Published on:

From the Greenhouse to Your Plate

Text by Debbie Kunder / Images by Steve Keith

Have you ever come across someone so passionate about an obscure hobby or job and wondered, why that? How does someone get so deeply involved in calligraphy or quilling, vintage record player restoration, tattooing cars, or fermenting kombucha? And then there are those pretty little greens that chefs use to adorn their dishes in fine restaurants. Microgreens. How might someone become passionate about something as specialized and random as growing microgreens? Lorraine Cooyman could tell you.

Lorraine moved to Aruba from Holland in 2015 to work at the Dutch Marine base here. Her specialty is seamanship—she is no stranger to heavy, grueling work—but at the base in Aruba, she tends bar. Lorraine has always enjoyed growing things, and about two years ago, she started getting more interested in the eco-friendly movement. So in her spare time, when not slinging drinks at the base, she began experimenting with aquaponics. She successfully built her own aquaponics system at her cunucu-style home in Santa Cruz and had hopes of building systems for island restaurants as a side job. Although that plan never came to fruition, it serendipitously led to something greater. While researching online about aquaponics one day, she clicked on something about microgreens. Intrigued, she delved deeper into the subject, discovering a whole new world. The good old Internet—that’s how Lorraine got into growing microgreens!

Aruba farming Petite Greens

Lorraine has learned everything she knows about growing microgreens through self-study and experimentation—like how to achieve the perfect size, halfway between a sprout and a baby leaf, and how to grow the microgreens to get just the right shape. “In this way, they’re like little pieces of art,” Lorraine explains. “I love sowing the seeds and waiting for them to grow.
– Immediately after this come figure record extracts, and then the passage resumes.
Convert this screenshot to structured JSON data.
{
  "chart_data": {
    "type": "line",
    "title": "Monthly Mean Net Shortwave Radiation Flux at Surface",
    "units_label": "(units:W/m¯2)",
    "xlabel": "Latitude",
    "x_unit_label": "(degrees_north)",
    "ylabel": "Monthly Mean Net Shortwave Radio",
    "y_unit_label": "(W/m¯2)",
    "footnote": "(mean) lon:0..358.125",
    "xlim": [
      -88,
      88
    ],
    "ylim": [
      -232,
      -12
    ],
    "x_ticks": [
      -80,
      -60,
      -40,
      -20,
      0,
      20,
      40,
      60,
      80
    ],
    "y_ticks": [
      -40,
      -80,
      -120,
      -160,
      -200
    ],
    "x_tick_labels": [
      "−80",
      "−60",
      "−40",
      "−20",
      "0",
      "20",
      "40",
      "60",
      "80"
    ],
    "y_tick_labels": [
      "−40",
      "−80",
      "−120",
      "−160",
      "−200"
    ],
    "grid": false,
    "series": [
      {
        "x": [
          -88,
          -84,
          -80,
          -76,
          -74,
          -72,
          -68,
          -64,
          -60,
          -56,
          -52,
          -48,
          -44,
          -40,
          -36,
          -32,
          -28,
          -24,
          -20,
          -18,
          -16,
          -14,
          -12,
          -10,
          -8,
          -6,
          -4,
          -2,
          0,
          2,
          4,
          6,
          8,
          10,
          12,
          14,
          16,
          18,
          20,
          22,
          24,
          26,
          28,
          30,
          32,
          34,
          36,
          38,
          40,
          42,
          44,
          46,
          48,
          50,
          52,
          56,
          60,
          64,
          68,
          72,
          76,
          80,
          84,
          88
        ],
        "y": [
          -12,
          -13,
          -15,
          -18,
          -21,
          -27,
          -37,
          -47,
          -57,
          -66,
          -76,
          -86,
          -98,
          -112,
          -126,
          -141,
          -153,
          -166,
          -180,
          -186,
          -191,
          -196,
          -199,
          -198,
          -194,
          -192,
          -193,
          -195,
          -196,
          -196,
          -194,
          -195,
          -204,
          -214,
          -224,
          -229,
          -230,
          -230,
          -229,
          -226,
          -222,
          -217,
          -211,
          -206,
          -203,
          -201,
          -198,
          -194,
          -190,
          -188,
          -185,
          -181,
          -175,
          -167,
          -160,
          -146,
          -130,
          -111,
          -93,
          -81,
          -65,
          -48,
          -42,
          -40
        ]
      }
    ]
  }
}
It’s like waiting for little presents to open.”

Aruba farming
Aruba farming

Always one to challenge herself, Lorraine grows 25 different types of microgreens, many of them the hardest to grow. They include borage, basil, pea tendril, arugula, red shiso, green shiso, red amaranth, basil, cilantro, dill, and fennel, among others. Microgreens are very healthy (healthier than full-size vegetables), but Lorraine is mostly interested in how they look and taste, because this is what matters most to her clients. About a year ago, Lorraine started selling her microgreens to Aruba’s restaurants under the name Petite Greens Aruba. Her microgreens adorn the plates coming out of the kitchens at Screaming Eagle, White Modern Cuisine, The Kitchen Table by White, Papillon, and other island restaurants, and have earned the respect of some of Aruba’s top chefs.

Petite Greens Aruba

Lorraine has a great business model. Drawing on her French culinary education (earned pre-military), she studies a potential client’s menu and decides which microgreens would best complement specific dishes. Then she grows custom samples, which she takes to the client to woo them with. And what if Lorraine doesn’t normally grow a particular type of microgreen desired by a chef? She’ll research it, order the seeds, and grow it.

Lorraine takes a grown-to-order approach with her business. Every tray of microgreens in her greenhouse is already spoken for by one of the island’s restaurants. Judging by the fact that most surfaces are already covered by trays of beautiful microgreens, she’s going to need to expand soon, which is exactly her plan. After 17 years of being in the military service—with all its rigid rules—Lorraine is ready to throw in the towel and pursue her creative passion of growing microgreens full time. She’ll be aiming for some of the larger resorts that house several restaurants each, and in preparation, she is already building another greenhouse.

Petite Greens Aruba Lorraine Cooyman

As a final note, Lorraine explains that her microgreens have always grown quite well. So what’s the secret? Temperature, humidity, luck? “Passion. I truly feel that it’s the passion I bring to growing that explains my success. I even talk to my microgreens. I want perfection.” She’s like a kid when she’s in her greenhouse, happily tinkering with her little works of art. That’s surely a sign that she’s living her dream.